While Conchita (my treasure) draws my bath, I down a restorative mug of camomile and a Bath Oliver dunked in lashings of Royal Jelly. I now feel up to dealing with the inevitable avalanche of fan mail. It’s all terribly time-consuming, but it’s a cross one has to bear if one chooses to be a teacher.

Marking is another chore, but Conchita (bless her) always has it completed before the limo arrives to take me to school. It’s hard sometimes to remember that in the old days teachers had to make do with what we called “the staffroom”.
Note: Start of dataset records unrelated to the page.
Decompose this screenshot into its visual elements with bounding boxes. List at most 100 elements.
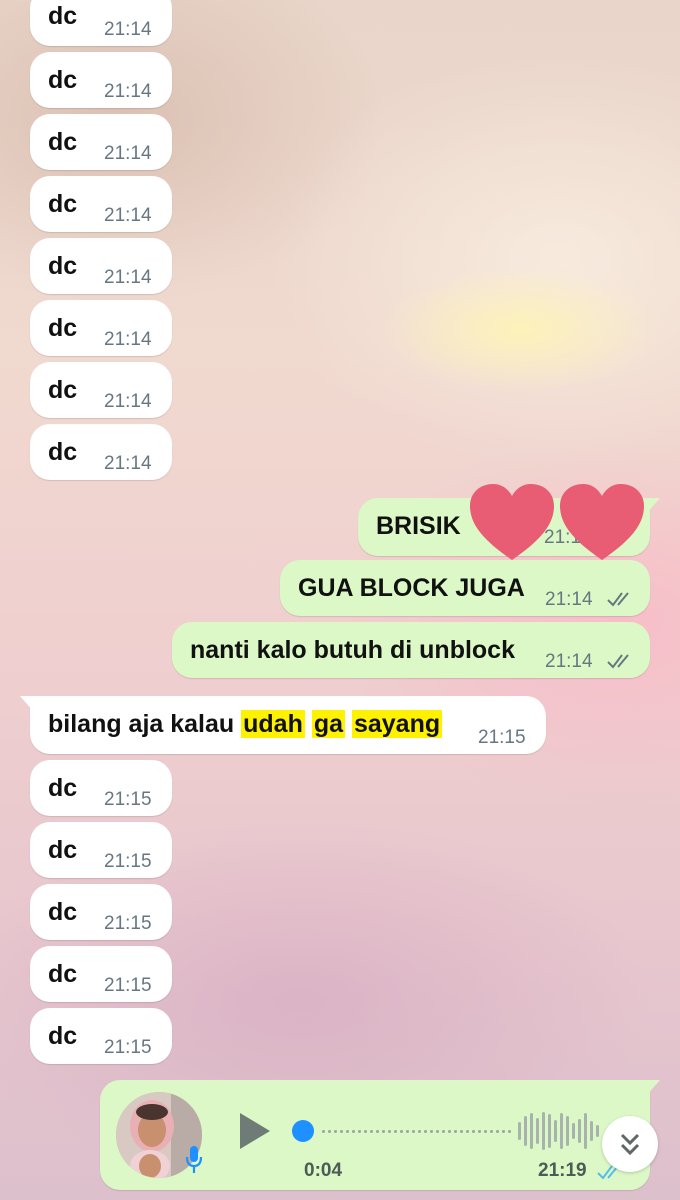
- message-text: dc: [48, 836, 78, 864]
- message-bubble-incoming[interactable]: dc 21:14: [30, 52, 172, 108]
- waveform-dot: [382, 1130, 385, 1133]
- waveform-dot: [448, 1130, 451, 1133]
- waveform-dot: [358, 1130, 361, 1133]
- waveform-dot: [490, 1130, 493, 1133]
- message-text: dc: [48, 1022, 78, 1050]
- waveform-bar: [596, 1125, 599, 1137]
- heart-icon: [470, 484, 554, 560]
- waveform-dot: [466, 1130, 469, 1133]
- waveform-dot: [484, 1130, 487, 1133]
- seek-handle[interactable]: [292, 1120, 314, 1142]
- voice-duration: 0:04: [304, 1160, 343, 1181]
- message-time: 21:15: [104, 1037, 152, 1058]
- message-time: 21:14: [104, 143, 152, 164]
- waveform-bar: [530, 1113, 533, 1149]
- waveform-dot: [370, 1130, 373, 1133]
- read-receipt-icon: [607, 592, 629, 607]
- message-time: 21:14: [104, 267, 152, 288]
- waveform-bar: [590, 1121, 593, 1141]
- waveform-bar: [536, 1118, 539, 1144]
- message-bubble-outgoing[interactable]: GUA BLOCK JUGA 21:14: [280, 560, 650, 616]
- double-chevron-down-icon: [620, 1133, 640, 1156]
- message-time: 21:14: [545, 589, 593, 610]
- waveform-dot: [460, 1130, 463, 1133]
- message-text: dc: [48, 66, 78, 94]
- message-bubble-incoming[interactable]: dc 21:15: [30, 760, 172, 816]
- waveform-dot: [352, 1130, 355, 1133]
- message-text: bilang aja kalau udah ga sayang: [48, 710, 443, 738]
- message-bubble-outgoing[interactable]: nanti kalo butuh di unblock 21:14: [172, 622, 650, 678]
- message-text: dc: [48, 190, 78, 218]
- waveform-bar: [554, 1120, 557, 1142]
- message-text: dc: [48, 774, 78, 802]
- waveform-dot: [430, 1130, 433, 1133]
- play-icon[interactable]: [234, 1111, 274, 1151]
- voice-note-bubble[interactable]: 0:04 21:19: [100, 1080, 660, 1190]
- message-bubble-incoming[interactable]: bilang aja kalau udah ga sayang 21:15: [20, 696, 546, 754]
- waveform-bar: [584, 1113, 587, 1149]
- waveform-dot: [496, 1130, 499, 1133]
- message-time: 21:15: [104, 789, 152, 810]
- waveform-dot: [340, 1130, 343, 1133]
- message-bubble-incoming[interactable]: dc 21:14: [30, 362, 172, 418]
- waveform[interactable]: [314, 1110, 614, 1152]
- message-bubble-incoming[interactable]: dc 21:15: [30, 946, 172, 1002]
- waveform-dot: [346, 1130, 349, 1133]
- message-text: dc: [48, 376, 78, 404]
- waveform-dot: [376, 1130, 379, 1133]
- waveform-bar: [542, 1112, 545, 1150]
- waveform-dot: [442, 1130, 445, 1133]
- waveform-dot: [406, 1130, 409, 1133]
- message-time: 21:14: [104, 453, 152, 474]
- message-time: 21:14: [545, 651, 593, 672]
- waveform-dot: [394, 1130, 397, 1133]
- waveform-bar: [518, 1122, 521, 1140]
- message-bubble-incoming[interactable]: dc 21:14: [30, 114, 172, 170]
- message-bubble-incoming[interactable]: dc 21:14: [30, 176, 172, 232]
- highlighted-word: sayang: [351, 710, 443, 738]
- waveform-dot: [418, 1130, 421, 1133]
- message-bubble-incoming[interactable]: dc 21:15: [30, 822, 172, 878]
- waveform-dot: [478, 1130, 481, 1133]
- message-time: 21:14: [104, 205, 152, 226]
- waveform-dot: [328, 1130, 331, 1133]
- message-text: BRISIK: [376, 512, 461, 540]
- message-text: dc: [48, 128, 78, 156]
- waveform-bar: [566, 1116, 569, 1146]
- message-time: 21:15: [478, 727, 526, 748]
- message-text: dc: [48, 438, 78, 466]
- highlighted-word: ga: [311, 710, 345, 738]
- message-text: dc: [48, 898, 78, 926]
- message-text: dc: [48, 960, 78, 988]
- message-time: 21:15: [104, 851, 152, 872]
- waveform-bar: [572, 1123, 575, 1139]
- waveform-dot: [454, 1130, 457, 1133]
- message-text: dc: [48, 252, 78, 280]
- waveform-bar: [548, 1114, 551, 1148]
- message-bubble-incoming[interactable]: dc 21:15: [30, 884, 172, 940]
- bubble-tail: [20, 696, 42, 712]
- message-text: GUA BLOCK JUGA: [298, 574, 525, 602]
- message-text: dc: [48, 2, 78, 30]
- message-time: 21:14: [104, 391, 152, 412]
- message-time: 21:19: [538, 1160, 587, 1181]
- message-bubble-incoming[interactable]: dc 21:15: [30, 1008, 172, 1064]
- waveform-dot: [334, 1130, 337, 1133]
- message-bubble-incoming[interactable]: dc 21:14: [30, 300, 172, 356]
- message-time: 21:15: [104, 913, 152, 934]
- message-bubble-incoming[interactable]: dc 21:14: [30, 424, 172, 480]
- waveform-dot: [412, 1130, 415, 1133]
- scroll-to-bottom-button[interactable]: [602, 1116, 658, 1172]
- waveform-dot: [424, 1130, 427, 1133]
- mic-icon: [185, 1146, 203, 1173]
- waveform-dot: [436, 1130, 439, 1133]
- message-bubble-incoming[interactable]: dc 21:14: [30, 238, 172, 294]
- waveform-bar: [560, 1113, 563, 1149]
- waveform-dot: [502, 1130, 505, 1133]
- message-time: 21:15: [104, 975, 152, 996]
- waveform-bar: [578, 1119, 581, 1143]
- waveform-dot: [388, 1130, 391, 1133]
- waveform-dot: [508, 1130, 511, 1133]
- message-text: dc: [48, 314, 78, 342]
- message-bubble-incoming[interactable]: dc 21:14: [30, 0, 172, 46]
No individual dressing room with one’s name on the door! No mirror surrounded by bulbs on which to stick one’s good luck cards! No double to do one’s parents’ evenings! No stunt man to cover break duty! No Green Room where one and one’s colleagues can exchange kissy-kissies and huggy-huggy-hug-hugs.

This sorry state of affairs might have continued had not Lord Puttnam drawn attention to how similar the professions of acting and teaching are. He only wanted to highlight the implications this had for teacher training; but those of us already in the profession saw it differently. No sooner had he spoken than, in classrooms throughout the land, a glittering galaxy of stars was born.

We quickly discovered that there was much we could learn from our thespian cousins. For example, in the old days we used to make up our own lessons. It’s true that improvisation is fun and challenging, but nowadays, like self-respecting actors, we insist that someone else provides us with our words.

The time will come when the whole of the curriculum will be scripted by government ministers and made available on the World Wide Web. Until then, we have had to make do with whatever texts we can find in our store cupboards.

I had the good luck to find that celebrated classic, Schonell’s Essential Spelling List. I have committed it to memory and now perform it to all my classes - regardless of age, ability or how often they have seen me perform it before.

Schonell has obviously been much influenced by Samuel Beckett. He has a courageous disregard for both sense and syntax. His words, however, are wonderful. My rendition of “nouns ending in ‘o’ that do not take ‘es’ in the plural” has been described as “an awesome tour de force, not to be missed” - and the reminder of the OFSTED report was equally favourable.

Actors are in the enviable position of having an audience which - other than at the pantomime - remains contentedly passive throughout a performance. Teachers, on the other hand, have to contend with constant audience participation.

Indeed, pupils feel that they are an integral part of the act and the teacher must somehow give them a role to play. To avoid gratuitous ad-libbing, I have given my classes one line that I allow them to utter - but only at the very end of the lesson after the standing ovation.

So before removing my greasepaint and retiring with colleagues to a trattoria to unwind and talk too loudly, I hear pupils speak their line. It is, of course, “Darling, you were marvellous”. It’s the sort of remark that makes all the hard work seem worthwhile.